Aujourd’hui, les arguments ont évolué. « L’information géographique apparaît comme quelque chose d’hypertechnique, complète Marie-Christine Schott de la région Alsace. L’énergie à la produire occulte l’utilité du rendu. Nous avons le nez dans le guidon et nous sommes presque les seuls à comprendre pourquoi il faut se lancer dans certaines réalisations. » Ce manque de lisibilité, à l’heure où Google Maps semble mettre l’analyse géographique à la portée de tous, pèse sur les géomaticiens. D’autant plus que la situation de certains acteurs publics est fragilisée. Les difficultés à inscrire l’information géographique dans les derniers contrats de plan État-Région (CPER), la crainte d’une remise en cause des infrastructures de données géographiques (IDG) en période de recomposition territoriale et politique ont ainsi motivé les dernières études françaises (GEOPAL, PACA par exemple).
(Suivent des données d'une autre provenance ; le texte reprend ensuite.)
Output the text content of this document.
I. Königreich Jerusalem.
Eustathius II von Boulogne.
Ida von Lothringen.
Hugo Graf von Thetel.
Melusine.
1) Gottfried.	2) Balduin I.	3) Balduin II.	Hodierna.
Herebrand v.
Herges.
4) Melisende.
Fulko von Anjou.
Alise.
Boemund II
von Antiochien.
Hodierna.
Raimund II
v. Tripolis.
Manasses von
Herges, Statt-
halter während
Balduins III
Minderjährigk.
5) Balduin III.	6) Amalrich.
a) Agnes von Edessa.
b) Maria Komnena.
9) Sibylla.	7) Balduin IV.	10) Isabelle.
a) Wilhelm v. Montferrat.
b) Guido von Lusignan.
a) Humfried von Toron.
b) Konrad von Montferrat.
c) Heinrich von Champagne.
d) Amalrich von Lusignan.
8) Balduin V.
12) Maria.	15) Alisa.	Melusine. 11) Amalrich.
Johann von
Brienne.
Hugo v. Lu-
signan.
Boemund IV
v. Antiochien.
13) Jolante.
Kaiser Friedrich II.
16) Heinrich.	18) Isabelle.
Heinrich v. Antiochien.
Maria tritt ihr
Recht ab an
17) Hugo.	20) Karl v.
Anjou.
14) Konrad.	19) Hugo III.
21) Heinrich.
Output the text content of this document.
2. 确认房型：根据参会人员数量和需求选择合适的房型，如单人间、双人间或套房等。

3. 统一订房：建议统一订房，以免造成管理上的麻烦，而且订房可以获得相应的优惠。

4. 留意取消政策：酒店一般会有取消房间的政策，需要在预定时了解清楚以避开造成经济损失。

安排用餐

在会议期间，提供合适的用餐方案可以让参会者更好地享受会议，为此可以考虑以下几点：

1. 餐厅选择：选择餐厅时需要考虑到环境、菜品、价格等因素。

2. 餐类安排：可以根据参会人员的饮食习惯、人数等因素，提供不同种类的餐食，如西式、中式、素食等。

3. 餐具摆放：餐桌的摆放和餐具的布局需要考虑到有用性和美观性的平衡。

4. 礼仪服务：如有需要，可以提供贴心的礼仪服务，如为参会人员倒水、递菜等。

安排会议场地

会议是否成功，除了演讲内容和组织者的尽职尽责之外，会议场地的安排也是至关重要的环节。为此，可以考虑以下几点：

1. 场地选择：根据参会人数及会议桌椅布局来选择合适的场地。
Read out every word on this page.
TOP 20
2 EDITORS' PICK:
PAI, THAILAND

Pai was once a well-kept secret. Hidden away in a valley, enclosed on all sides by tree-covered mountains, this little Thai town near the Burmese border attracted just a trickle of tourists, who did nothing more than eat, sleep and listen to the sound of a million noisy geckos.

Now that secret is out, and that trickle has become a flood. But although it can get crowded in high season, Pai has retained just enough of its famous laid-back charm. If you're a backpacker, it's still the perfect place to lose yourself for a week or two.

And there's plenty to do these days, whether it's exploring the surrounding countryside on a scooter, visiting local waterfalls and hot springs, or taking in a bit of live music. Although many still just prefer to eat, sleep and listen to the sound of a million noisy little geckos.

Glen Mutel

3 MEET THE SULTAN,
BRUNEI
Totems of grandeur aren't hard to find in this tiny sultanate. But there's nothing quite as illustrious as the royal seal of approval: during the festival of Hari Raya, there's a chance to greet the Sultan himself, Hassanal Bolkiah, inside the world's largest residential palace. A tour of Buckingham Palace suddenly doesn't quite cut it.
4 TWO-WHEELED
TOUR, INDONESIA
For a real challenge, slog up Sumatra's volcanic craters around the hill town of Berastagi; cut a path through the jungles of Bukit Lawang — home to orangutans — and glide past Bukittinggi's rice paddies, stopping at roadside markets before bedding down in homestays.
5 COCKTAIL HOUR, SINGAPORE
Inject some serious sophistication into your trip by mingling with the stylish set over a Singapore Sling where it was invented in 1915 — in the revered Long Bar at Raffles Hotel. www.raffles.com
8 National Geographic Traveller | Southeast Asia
En tant que politiques territoriales, les IDG doivent faire la preuve de leur utilité. « Personne n’a de doutes sur l’utilité de l’information géographique dans un organisme, résume Henri Pornon, fondateur de IETI consultants, alors que le débat sur les IDG est récurrent, surtout depuis qu’elles vont au-delà de leurs missions de mutualisation de l’acquisition de référentiels. »
« L’évaluation réalisée en 2014 a été menée dans la perspective du changement de mandature régionale, qui est l’un de nos principaux financeurs, confirme Christine Archias, directrice du CRIGE PACA, cheville ouvrière de la politique géomatique dans la région. Nous devions également convaincre nos nouveaux financeurs que sont les EPCI* de l’intérêt d’un centre de ressources régional. » Il s’agissait avant tout d’évaluer « ce qui avait été fait en PACA depuis dix ans, comme le précise Christine Artico, chef de projet études et observation à la région, et de préparer le troisième CPER ». Du coup, pas de chiffres mais une investigation rétrospective, même si des pistes d’amélioration sont proposées. Ici, ce sont les réalisations et les résultats qui ont été appréciés via une enquête approfondie auprès des ayants droit du CRIGE. « Nous avons poussé notre argumentaire sur les coûts évités pour les nouveaux entrants grâce aux éléments de base fournis par l’évaluation, » complète Christine Artico.
Car les décideurs veulent des chiffres. « Nos membres ont de plus en plus de difficultés à mobiliser des moyens financiers pour SIG L-R. Ils ont besoin d’arguments à fournir à leurs élus » ajoute Laurent Pigache, directeur de l’IDG languedocienne, qui vient, elle aussi, de mener une étude d’impact, centrée sur l’évaluation économique (voir article page 12).
Mêmes motivations en Alsace. « La question nous intéressait depuis longtemps, rappelle Marie-Christine Schott. Plusieurs régions étaient en situation de crise en 2013 et n’avaient pas bouclé leur budget, du coup, le sujet est revenu dans nos discussions entre régions, au sein de l’Afigéo puis de l’Association des régions de France (ARF) ». Et ce ne sont pas moins de cinq régions qui se sont mises d’accord pour cofinancer une thèse sur la valeur et l’impact de l’information géographique dans les territoires. Même si sa temporalité est incompatible avec l’urgence de la situation de certaines IDG, « la thèse nous donnera de solides éléments méthodologiques pour faire face à la prochaine crise » espère Marie-Christine Schott.
En l’absence d’une enquête d’ampleur nationale, qui pourrait être portée par le Conseil national de l’information géographique (CNIG), mais qui ne semble plus à l’ordre du jour, les IDG ont donc choisi de se mobiliser. Face au coût de l’évaluation, qui n’a rien de négligeable, espérons qu’elles arriveront à mutualiser leurs méthodes et leurs résultats.